Hi, I have been trying to find the coordinates of Fram Crater and it seems I cannot find it at all on the IAU Gazetteer of Planetary Nomenclature. Is it not an official crater? I found many references on the NASA website but not coordinates. Thanks --Golan's mom (talk) 06:14, 10 October 2018 (UTC)

Our article is at Fram_(crater). As you say, it's definitely not on the IAU list, so presumably unofficial. HenryFlower 14:22, 10 October 2018 (UTC)
1.9°S 5.5°W - according to our article List of craters on Mars. It may not be listed as it is very small (8 metres in diameter) so is only known from images taken by the Opportunity rover - it may not be visible on images taken from orbiting satellites. Wymspen (talk) 14:27, 10 October 2018 (UTC)
Fram Crater is not presently in the database at NASA JPL's MarsTrek. The only reputable source cited by our article is this JPL PhotoJournal website, where "Fram Crater" is described in "scare quotes." However, I went looking for other reliable sources and found the Science Magazine Special Issue (Vol. 306, Issue 5702, December 2004): Opportunity at Meridiani Planum. This issue mentions Fram Crater in multiple papers:
...and the penultimate paper for you, our reader-with-interest-in-interplanetary-localization:
There is a lot of very difficult theory and practice that pertain to describing a location on another planet - especially when we start talking about putting landers and rovers on said planet with the intention of driving to features of interest - so that last paper is the one you should read first.
Additionally, the 2006 issue of IEEE Robotics included a paper from the JPL navigation experts: Jeff Biesedecki et al.: Mars exploration rover surface operations: driving opportunity at Meridiani Planum (IEEE Robotics & Automation, 2006), in which the authors take credit for informally naming the Fram Crater. They also present lots of fun technical details about why nobody knows where this crater really is:
"With considerable slip and time constraints preventing use of visodom, we knew the rover's internal position estimate would not be very accurate. Not making use of the internal position estimate precluded the use of Go_To_Waypoint and Turn_To commands, conditional sequencing based on estimated distance to a Cartesian location, and even remote sensing commands designed to image specific X, Y, Z coordinates.

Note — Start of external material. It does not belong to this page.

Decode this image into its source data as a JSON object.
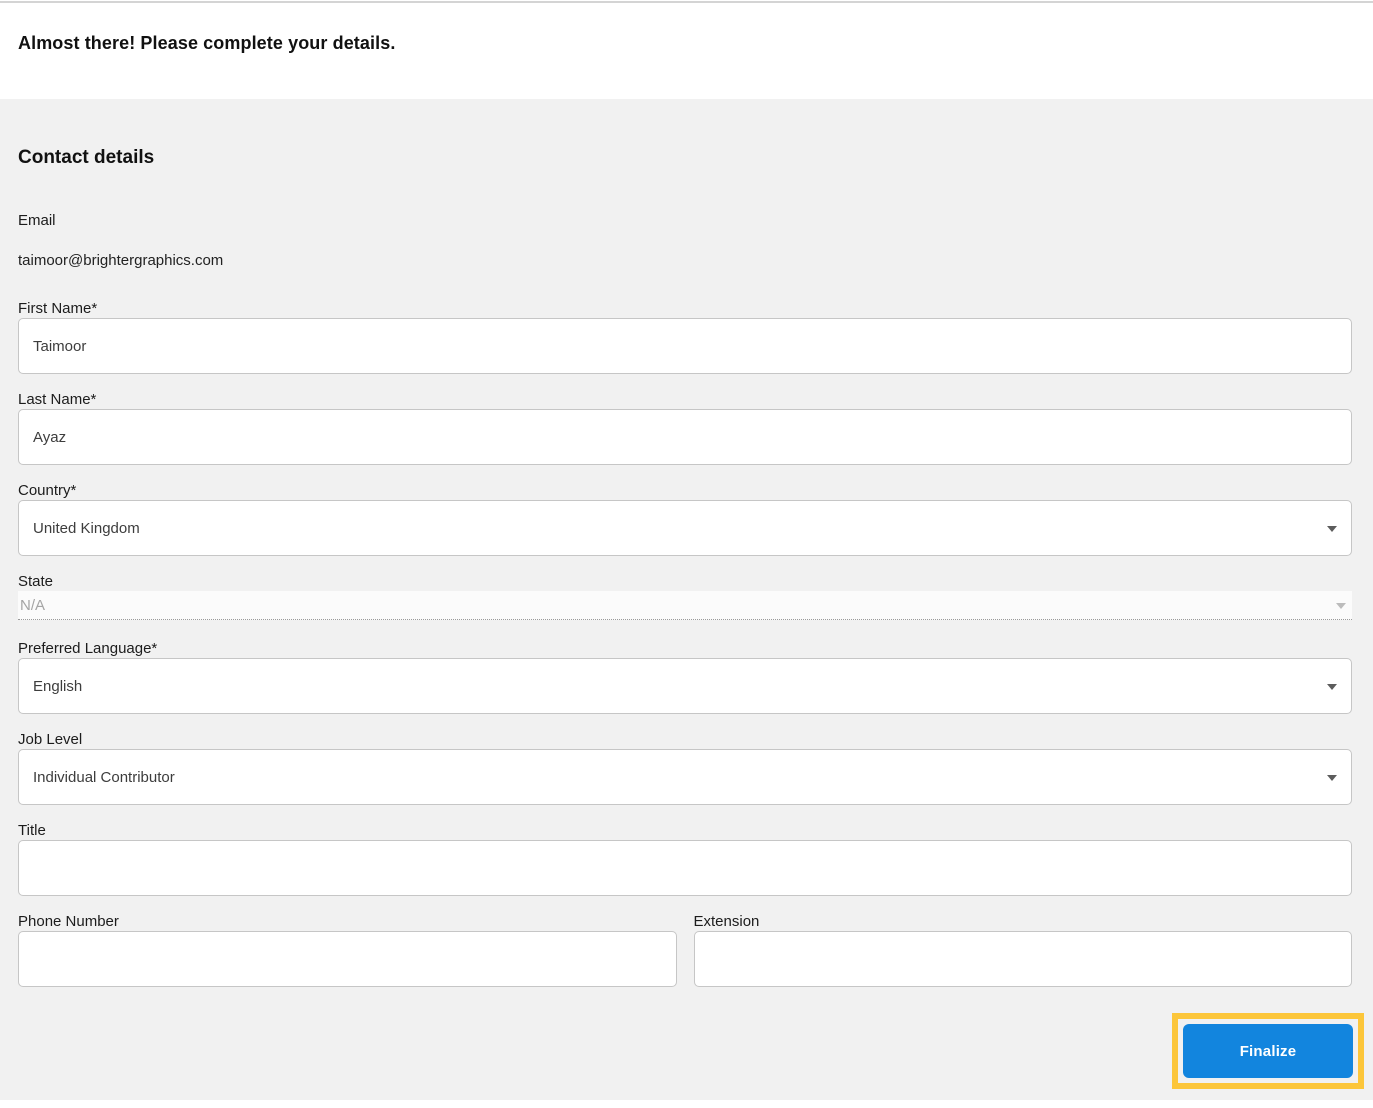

Instead, our mobility sequences were almost all geared to using combinations of Turn_Absolute and Arc commands based on predictions of what our slip would likely be."
..."Drives along the rim were all done with Arc and Turn_Absolute commands. We were driving on generally rocky berm, on a slope that was away from the crater interior (so slip would take us away from the rim itself, which we liked). The drives were kept short enough that we had a clear view of our drive path and could verify it was clear of obstacles and ejecta. We avoided doing sharp “dog legs” because we were driving far enough that stereo range data was not precise, and we did not trust the precision of our localization in the orbital maps. So most days were straight drive segments, approximately 40 m/sol."

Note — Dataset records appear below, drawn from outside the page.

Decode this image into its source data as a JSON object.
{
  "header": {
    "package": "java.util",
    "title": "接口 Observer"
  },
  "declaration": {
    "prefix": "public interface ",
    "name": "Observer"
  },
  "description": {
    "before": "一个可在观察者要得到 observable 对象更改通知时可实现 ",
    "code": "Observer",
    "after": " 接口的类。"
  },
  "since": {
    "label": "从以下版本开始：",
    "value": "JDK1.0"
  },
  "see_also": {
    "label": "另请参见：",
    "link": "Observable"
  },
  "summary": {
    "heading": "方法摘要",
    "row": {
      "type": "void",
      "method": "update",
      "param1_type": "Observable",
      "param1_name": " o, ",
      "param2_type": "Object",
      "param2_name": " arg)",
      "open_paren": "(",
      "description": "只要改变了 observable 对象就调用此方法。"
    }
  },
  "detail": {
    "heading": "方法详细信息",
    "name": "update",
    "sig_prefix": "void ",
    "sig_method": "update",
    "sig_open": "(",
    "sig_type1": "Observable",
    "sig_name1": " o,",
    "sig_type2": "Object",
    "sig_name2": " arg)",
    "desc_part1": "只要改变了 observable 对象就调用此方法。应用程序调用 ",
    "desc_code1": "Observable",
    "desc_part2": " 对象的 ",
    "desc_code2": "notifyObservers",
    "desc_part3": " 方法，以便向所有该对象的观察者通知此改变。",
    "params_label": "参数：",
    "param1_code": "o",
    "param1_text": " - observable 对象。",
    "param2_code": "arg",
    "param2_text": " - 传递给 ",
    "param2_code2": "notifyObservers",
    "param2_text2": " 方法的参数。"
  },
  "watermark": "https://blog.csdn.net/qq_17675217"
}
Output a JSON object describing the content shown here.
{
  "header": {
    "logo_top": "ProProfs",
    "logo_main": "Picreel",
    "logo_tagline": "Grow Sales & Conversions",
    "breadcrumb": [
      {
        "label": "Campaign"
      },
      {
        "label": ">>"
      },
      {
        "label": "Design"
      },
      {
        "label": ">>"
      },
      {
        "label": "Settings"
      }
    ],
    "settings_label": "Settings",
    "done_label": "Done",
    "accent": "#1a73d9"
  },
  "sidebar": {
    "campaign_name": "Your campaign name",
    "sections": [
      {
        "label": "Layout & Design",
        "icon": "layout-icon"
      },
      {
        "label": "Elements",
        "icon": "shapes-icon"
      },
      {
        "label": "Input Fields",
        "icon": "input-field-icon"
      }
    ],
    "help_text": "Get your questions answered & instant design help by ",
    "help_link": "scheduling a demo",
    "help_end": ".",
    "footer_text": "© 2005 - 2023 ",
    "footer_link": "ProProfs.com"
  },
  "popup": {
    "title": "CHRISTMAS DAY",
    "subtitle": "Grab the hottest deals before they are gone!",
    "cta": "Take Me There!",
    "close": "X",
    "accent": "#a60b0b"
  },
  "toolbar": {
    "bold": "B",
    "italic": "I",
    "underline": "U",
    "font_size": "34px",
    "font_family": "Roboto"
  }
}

I have added links to these references to our article.
So - the location of the landing site is known to better than 10 meters accuracy; the location of certain other crater features visible from orbit can be known with excellent precision - but the positions for many of the features that Mars Exploration Rover Opportunity actually visited and photographed are not accurately known. We can safely say that Fram Crater is a few days drive - perhaps a couple hundred meters - from the nearest big rock, informally called "Bounce Rock" - but otherwise at unknown distance and bearing, on the featureless terrain of the plains of the Meridiani.

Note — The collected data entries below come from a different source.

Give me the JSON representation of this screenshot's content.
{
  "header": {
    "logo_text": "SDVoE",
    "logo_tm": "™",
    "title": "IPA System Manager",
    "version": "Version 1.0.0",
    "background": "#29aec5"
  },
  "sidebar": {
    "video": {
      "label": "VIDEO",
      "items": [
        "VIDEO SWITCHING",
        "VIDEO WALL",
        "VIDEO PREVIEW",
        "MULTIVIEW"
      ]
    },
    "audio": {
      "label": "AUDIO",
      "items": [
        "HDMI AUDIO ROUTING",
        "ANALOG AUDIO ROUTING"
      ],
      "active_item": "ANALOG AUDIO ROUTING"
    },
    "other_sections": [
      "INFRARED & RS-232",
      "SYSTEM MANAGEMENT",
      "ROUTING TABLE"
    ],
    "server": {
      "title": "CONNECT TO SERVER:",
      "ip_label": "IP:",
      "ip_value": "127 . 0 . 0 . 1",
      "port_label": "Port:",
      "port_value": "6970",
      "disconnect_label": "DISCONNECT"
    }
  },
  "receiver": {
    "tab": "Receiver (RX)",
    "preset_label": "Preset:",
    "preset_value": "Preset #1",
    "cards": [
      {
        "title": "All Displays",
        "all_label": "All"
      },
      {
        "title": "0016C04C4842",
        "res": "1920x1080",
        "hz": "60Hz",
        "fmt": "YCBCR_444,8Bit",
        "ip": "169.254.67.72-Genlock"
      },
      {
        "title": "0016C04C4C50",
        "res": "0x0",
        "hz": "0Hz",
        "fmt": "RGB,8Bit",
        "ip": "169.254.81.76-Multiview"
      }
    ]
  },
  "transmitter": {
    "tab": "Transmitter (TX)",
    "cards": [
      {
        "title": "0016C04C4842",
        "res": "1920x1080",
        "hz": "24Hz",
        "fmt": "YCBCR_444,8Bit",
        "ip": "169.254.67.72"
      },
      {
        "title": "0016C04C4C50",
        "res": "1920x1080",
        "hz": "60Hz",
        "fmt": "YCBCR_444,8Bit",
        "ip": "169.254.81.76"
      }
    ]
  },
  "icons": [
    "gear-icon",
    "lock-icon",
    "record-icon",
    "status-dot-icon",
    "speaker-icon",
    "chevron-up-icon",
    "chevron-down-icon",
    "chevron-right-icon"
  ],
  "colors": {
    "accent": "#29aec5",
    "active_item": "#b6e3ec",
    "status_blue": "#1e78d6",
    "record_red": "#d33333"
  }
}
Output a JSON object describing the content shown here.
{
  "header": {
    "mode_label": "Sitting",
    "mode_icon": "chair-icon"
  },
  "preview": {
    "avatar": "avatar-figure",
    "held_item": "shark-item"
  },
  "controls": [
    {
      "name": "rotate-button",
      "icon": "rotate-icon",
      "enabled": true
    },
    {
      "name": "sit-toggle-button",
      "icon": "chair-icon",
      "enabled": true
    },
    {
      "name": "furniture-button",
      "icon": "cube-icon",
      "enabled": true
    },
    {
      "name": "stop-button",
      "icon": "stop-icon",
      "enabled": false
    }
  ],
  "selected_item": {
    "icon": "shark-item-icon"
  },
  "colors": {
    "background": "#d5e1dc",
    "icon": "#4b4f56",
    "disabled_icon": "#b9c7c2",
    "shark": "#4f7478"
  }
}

Nimur (talk) 17:31, 10 October 2018 (UTC)
Other sources which discuss the crater, although probably don't help with the localisation, that I came across earlier are Crater gradation in Gusev crater and Meridiani Planum, Mars and Opportunity rover localization and topographic mapping at the landing site of Meridiani Planum, Mars. BTW this source [1] which I added to the article discusses how these unofficial names for the crater came about. The unofficial names don't comply with the IAU naming rules, so I don't think they were intended to be possible official names. Nil Einne (talk) 18:25, 10 October 2018 (UTC)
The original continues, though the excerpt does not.